I like to come to the rescue of people. Who doesn’t like to swoop in, change a couple of prompts, tweak a couple of things, and step away like a forms design hero? But we can’t always save the day — or the form.
On the afternoon in question, I got an email from a deputy chief of staff from the Ohio secretary of state’s office, Matt Masterson. Matt and I had known each other for some years by this point, and he wanted a favor.
In his email, he wrote that the Ohio legislature had just passed new laws about provisional ballots. He and his team needed to create a new form for poll workers to use to get voters to attest that they are who they say they are. Matt and his team had to do it in just a few weeks, ahead of the upcoming primary election. He sent along their draft and the statutory requirements.

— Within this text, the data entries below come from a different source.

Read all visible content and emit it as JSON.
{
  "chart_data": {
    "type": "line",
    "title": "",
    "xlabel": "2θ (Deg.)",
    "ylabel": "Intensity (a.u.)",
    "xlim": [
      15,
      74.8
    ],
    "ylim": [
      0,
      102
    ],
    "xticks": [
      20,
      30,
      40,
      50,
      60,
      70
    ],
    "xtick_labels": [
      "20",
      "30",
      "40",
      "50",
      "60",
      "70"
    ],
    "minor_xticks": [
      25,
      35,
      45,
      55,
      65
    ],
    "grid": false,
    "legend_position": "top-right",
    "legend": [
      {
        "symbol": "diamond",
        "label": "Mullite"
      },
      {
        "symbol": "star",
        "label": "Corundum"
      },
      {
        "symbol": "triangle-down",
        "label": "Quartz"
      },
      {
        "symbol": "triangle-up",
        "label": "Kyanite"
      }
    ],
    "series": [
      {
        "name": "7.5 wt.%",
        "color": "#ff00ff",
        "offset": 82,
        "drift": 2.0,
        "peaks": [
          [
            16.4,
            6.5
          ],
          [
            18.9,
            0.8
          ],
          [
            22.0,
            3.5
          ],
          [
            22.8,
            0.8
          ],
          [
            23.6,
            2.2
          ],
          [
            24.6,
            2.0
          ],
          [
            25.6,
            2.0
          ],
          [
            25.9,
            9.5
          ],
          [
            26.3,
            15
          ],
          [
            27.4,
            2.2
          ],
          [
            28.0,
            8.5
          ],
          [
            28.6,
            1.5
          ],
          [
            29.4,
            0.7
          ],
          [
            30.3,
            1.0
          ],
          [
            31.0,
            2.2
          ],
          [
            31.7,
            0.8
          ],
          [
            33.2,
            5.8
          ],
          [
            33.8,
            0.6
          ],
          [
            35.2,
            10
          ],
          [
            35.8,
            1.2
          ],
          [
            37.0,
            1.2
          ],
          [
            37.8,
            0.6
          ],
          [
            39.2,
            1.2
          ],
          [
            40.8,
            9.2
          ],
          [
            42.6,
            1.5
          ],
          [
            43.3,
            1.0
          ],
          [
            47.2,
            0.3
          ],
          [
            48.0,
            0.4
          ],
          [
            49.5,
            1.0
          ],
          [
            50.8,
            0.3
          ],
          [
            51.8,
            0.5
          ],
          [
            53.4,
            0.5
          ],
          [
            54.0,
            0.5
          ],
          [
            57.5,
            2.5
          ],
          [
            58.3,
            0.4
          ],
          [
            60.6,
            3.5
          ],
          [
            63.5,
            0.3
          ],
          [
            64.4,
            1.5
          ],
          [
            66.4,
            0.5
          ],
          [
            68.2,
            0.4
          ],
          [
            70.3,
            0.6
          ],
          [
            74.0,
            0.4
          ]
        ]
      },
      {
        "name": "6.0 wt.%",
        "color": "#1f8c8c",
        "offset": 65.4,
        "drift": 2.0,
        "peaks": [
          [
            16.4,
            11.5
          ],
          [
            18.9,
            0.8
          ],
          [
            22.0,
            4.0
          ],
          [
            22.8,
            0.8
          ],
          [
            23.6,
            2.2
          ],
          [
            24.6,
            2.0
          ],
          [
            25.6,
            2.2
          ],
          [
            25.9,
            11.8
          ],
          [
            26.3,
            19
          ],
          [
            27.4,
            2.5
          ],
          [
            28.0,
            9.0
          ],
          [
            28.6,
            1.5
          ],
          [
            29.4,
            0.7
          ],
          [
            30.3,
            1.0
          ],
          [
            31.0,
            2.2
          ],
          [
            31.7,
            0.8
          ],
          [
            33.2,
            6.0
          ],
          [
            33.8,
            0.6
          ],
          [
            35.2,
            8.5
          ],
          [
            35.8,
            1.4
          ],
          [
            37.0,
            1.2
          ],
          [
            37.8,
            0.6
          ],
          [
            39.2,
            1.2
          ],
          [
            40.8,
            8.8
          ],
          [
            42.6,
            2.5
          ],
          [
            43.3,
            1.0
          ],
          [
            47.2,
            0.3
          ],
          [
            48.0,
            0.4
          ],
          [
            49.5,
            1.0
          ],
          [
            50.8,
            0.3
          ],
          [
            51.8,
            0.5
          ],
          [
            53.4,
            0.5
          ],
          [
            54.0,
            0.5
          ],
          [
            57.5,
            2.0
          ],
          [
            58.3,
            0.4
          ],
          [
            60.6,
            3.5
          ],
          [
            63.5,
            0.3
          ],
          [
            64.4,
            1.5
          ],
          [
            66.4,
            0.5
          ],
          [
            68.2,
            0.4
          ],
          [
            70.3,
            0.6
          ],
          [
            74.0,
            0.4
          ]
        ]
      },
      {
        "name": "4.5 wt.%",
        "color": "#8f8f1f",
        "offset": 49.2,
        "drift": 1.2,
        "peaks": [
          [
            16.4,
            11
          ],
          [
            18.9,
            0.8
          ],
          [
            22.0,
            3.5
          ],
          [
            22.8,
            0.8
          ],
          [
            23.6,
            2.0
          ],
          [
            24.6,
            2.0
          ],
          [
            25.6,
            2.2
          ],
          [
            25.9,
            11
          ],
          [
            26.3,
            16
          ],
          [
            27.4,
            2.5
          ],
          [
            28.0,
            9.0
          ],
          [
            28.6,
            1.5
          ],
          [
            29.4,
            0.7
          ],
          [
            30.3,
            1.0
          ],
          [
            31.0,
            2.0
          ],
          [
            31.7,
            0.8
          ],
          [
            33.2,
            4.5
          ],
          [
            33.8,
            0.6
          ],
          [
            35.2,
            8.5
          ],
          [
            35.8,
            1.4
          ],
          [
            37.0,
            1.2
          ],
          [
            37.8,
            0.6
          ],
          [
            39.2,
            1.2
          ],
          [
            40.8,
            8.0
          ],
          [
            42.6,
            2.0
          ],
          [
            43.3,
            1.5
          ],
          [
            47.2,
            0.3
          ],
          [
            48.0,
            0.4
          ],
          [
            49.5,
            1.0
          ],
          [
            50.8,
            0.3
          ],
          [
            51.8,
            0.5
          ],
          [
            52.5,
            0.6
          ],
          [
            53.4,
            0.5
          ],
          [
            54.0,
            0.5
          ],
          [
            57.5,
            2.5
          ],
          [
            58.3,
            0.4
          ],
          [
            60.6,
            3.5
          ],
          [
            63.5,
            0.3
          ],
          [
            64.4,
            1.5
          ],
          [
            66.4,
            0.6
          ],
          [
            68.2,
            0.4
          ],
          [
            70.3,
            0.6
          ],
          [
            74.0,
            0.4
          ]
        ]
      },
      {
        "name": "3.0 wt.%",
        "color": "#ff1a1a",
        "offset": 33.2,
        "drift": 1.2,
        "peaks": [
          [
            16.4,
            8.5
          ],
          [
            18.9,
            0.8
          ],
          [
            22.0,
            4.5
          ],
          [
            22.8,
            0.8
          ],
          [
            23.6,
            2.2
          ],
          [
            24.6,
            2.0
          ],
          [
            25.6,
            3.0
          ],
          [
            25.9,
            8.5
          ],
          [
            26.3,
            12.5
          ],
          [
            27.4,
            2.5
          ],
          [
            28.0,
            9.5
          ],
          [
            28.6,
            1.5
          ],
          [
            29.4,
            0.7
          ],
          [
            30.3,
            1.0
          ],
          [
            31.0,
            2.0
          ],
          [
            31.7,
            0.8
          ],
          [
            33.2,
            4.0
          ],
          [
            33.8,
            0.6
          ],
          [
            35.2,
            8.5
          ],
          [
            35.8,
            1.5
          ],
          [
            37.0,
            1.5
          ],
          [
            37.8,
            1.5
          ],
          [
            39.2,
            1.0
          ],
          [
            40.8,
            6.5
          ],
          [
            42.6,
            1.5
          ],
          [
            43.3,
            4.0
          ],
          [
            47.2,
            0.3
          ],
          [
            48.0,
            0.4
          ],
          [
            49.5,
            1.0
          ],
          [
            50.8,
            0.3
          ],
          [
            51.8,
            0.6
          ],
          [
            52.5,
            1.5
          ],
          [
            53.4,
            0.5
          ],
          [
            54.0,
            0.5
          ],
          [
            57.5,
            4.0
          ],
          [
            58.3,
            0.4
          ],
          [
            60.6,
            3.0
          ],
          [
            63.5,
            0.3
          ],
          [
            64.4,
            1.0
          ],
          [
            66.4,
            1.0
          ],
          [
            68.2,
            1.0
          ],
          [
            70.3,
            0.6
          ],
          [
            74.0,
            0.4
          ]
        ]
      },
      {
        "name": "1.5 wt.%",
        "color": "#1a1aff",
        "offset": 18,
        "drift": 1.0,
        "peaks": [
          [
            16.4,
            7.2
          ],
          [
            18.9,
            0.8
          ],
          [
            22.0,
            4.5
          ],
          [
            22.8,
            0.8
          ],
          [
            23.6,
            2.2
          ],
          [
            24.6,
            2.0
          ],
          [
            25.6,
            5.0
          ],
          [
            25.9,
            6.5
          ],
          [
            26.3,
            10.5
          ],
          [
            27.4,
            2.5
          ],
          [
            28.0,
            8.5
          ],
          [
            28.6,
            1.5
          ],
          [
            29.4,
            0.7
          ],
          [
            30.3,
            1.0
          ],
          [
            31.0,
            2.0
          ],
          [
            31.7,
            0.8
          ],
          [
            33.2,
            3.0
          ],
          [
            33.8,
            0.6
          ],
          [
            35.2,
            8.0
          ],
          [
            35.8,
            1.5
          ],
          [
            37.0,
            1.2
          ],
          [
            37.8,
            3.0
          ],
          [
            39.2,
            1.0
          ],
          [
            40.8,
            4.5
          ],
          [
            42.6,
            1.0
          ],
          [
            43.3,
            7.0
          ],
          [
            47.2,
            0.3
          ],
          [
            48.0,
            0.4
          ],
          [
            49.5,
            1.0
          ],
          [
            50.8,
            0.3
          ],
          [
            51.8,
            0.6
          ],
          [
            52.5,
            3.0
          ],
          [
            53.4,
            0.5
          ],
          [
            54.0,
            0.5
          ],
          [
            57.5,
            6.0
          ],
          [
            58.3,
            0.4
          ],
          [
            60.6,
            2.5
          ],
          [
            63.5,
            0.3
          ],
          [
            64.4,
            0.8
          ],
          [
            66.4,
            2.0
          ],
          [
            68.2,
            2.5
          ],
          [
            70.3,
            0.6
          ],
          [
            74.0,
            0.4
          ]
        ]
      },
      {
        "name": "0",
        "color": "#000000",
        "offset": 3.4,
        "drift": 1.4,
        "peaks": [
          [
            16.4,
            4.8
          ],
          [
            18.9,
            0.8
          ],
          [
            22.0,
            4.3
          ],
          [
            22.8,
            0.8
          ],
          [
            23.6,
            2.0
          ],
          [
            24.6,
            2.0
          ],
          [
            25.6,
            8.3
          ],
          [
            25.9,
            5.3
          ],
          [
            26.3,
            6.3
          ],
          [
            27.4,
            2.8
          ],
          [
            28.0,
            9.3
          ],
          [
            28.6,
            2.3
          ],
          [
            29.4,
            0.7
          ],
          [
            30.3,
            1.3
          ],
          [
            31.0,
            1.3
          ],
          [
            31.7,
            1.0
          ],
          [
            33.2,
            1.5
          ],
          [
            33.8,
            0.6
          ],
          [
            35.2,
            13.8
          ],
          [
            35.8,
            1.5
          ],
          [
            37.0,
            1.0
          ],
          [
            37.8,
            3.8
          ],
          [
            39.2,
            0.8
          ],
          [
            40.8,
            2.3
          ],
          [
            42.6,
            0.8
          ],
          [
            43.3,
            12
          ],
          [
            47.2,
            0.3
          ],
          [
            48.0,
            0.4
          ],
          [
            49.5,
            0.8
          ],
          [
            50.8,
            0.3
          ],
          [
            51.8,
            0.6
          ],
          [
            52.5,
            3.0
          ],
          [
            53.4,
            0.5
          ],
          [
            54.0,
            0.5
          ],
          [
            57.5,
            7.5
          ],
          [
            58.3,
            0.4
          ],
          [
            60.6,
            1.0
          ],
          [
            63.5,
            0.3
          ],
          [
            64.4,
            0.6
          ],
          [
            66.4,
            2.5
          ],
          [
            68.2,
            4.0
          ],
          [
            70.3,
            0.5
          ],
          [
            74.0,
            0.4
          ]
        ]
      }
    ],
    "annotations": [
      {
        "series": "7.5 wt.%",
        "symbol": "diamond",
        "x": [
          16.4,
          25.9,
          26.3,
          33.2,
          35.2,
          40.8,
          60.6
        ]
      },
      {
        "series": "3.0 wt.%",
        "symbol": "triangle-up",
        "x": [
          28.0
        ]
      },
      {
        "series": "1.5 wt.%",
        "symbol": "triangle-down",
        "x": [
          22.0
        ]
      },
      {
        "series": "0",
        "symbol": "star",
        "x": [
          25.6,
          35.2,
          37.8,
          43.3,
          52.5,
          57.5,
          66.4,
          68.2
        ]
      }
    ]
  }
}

Provisional voting is a fancy way of saying that someone has arrived at a polling place but there’s a question about whether they are eligible to vote. Usually, the problem is that they’re not in the voter rolls. But we still want them to be able to vote, so they get a special ballot that lists only federal and state contests. Because there is no way to be sure that this person can legally vote in this precinct, local contests are not included on provisional ballots.
Matt and his co-deputy, Matt Damschroder, had made a first pass at the form. It looked like you’d expect it to look: like a dog’s breakfast. These guys are some of the best public servants around, but neither of them will be using the word “designer” on their résumé any time soon. All the legal stuff was there, but the design was, shall we say, unintentionally awful. They knew it but they weren’t sure what to do about it.

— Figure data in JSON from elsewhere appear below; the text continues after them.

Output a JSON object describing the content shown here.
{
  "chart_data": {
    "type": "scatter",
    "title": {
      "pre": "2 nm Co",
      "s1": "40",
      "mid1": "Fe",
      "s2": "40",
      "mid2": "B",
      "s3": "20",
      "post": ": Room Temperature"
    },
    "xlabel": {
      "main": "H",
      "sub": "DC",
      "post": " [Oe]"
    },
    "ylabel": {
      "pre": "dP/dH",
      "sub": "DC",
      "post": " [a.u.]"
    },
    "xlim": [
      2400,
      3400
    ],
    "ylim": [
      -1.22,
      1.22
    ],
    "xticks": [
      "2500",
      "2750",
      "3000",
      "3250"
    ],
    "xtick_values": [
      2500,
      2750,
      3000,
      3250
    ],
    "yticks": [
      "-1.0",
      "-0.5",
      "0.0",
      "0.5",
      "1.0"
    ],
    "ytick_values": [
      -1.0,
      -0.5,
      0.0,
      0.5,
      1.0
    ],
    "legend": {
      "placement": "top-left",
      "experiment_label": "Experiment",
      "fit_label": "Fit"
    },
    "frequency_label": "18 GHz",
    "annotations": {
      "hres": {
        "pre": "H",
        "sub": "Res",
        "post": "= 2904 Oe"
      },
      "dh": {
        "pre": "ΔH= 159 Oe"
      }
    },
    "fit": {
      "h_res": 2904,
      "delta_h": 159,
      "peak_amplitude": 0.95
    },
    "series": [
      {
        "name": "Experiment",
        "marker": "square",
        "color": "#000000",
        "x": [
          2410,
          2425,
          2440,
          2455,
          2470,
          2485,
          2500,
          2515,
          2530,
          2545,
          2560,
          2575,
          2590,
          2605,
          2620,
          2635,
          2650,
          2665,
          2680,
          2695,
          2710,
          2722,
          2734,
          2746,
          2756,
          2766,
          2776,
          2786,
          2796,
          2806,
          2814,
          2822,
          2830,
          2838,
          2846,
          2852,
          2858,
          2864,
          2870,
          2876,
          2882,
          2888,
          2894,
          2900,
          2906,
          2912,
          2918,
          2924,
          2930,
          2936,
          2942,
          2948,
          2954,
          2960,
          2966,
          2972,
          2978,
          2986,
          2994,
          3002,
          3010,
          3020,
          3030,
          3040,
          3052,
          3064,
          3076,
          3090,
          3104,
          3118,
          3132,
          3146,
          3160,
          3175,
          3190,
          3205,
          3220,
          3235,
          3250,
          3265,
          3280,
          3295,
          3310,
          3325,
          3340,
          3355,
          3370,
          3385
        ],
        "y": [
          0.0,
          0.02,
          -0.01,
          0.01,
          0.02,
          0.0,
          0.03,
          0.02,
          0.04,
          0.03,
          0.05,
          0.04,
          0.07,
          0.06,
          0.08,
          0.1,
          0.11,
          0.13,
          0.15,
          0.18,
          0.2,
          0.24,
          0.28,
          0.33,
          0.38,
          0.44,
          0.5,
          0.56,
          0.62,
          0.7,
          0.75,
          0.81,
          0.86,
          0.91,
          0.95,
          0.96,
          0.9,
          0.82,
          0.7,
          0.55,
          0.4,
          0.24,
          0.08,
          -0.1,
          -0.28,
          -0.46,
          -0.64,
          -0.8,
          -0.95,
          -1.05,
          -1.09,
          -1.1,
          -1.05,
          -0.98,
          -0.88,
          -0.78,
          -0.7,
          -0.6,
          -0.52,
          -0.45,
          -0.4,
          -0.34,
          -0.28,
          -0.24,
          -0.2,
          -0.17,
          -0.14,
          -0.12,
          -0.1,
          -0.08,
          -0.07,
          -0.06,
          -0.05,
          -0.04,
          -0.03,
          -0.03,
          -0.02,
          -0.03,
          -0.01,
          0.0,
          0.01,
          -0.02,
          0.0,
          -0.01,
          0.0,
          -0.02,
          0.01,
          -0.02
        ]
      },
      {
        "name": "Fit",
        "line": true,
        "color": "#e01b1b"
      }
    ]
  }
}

“Would you have a look at it for us, please?”
It is not uncommon for me to get requests like this. People send me ballots, forms and manuals to review and comment on every month or so. I do it, almost always for free. Why? Because I can, because it needs doing, and because I like being a hero (as I mentioned above). But mostly, I do it because they ask.

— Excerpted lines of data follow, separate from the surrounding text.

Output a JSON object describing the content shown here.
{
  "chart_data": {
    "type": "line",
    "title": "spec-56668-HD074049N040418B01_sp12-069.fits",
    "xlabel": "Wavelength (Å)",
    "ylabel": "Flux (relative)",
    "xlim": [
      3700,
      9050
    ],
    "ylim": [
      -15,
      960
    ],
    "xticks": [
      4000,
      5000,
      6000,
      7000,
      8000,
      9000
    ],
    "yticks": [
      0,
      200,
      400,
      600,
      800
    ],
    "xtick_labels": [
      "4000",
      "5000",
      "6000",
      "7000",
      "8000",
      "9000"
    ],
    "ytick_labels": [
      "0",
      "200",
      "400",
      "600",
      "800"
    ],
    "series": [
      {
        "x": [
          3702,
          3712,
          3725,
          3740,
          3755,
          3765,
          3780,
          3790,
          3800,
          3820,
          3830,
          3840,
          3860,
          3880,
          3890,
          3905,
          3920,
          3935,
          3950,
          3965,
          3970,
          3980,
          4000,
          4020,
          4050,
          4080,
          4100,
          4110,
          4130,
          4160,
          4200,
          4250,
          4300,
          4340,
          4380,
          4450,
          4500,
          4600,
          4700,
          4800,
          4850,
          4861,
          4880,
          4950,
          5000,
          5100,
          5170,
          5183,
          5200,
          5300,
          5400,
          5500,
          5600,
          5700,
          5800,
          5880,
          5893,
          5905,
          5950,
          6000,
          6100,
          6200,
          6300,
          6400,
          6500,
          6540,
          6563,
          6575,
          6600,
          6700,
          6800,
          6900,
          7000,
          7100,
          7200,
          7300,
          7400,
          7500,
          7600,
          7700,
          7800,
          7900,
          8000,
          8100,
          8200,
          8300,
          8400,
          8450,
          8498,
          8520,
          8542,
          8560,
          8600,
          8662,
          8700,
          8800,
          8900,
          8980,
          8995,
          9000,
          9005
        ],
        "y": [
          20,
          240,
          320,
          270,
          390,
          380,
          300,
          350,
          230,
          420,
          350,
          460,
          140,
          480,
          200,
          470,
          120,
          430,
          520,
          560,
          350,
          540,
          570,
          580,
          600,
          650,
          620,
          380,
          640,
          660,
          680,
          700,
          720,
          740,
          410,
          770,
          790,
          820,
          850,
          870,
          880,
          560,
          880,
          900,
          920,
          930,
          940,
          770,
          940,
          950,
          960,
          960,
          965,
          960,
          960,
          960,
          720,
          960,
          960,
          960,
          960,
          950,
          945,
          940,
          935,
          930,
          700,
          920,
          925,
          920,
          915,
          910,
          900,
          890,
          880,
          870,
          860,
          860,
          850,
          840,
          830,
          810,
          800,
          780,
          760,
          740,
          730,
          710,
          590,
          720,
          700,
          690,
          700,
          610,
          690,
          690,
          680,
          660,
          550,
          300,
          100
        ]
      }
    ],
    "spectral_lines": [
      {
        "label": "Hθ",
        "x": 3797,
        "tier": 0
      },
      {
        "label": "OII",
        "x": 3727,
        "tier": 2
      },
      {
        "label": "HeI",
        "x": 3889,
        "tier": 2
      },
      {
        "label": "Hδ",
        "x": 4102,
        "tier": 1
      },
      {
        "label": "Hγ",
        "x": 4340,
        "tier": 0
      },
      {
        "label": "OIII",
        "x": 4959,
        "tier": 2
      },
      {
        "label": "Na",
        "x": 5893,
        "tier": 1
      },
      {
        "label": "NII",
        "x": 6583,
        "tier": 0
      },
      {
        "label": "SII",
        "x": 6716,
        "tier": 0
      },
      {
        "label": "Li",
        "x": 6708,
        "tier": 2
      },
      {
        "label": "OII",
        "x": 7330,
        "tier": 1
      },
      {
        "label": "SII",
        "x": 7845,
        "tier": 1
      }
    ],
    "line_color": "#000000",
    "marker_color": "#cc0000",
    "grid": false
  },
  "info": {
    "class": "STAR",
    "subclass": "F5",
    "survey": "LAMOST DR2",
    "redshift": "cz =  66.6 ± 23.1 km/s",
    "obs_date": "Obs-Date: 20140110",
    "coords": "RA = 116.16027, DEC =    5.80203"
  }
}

This time, I didn’t have the time to take the thing apart and do the job it deserved. I wrote back a few days later. I tried to cast my unavailability as empowering them: They should go have a look at a few other, related forms that my team had recently redesigned and tested. They probably wanted to look at a set of best practices for ballot design that they both knew about. And they should follow the guidelines in the Field Guides To Ensuring Voter Intent. Then I went back to working on the grant proposal or report or whatever it was that was preventing me from reworking the Ohio form myself.
Forty-eight hours later, they sent another version. The transformation was nothing short of amazing. They had done it by themselves in Microsoft Word, using some simple guidance and borrowing from other designs.
The only thing more satisfying than being a hero is making heroes out of other people.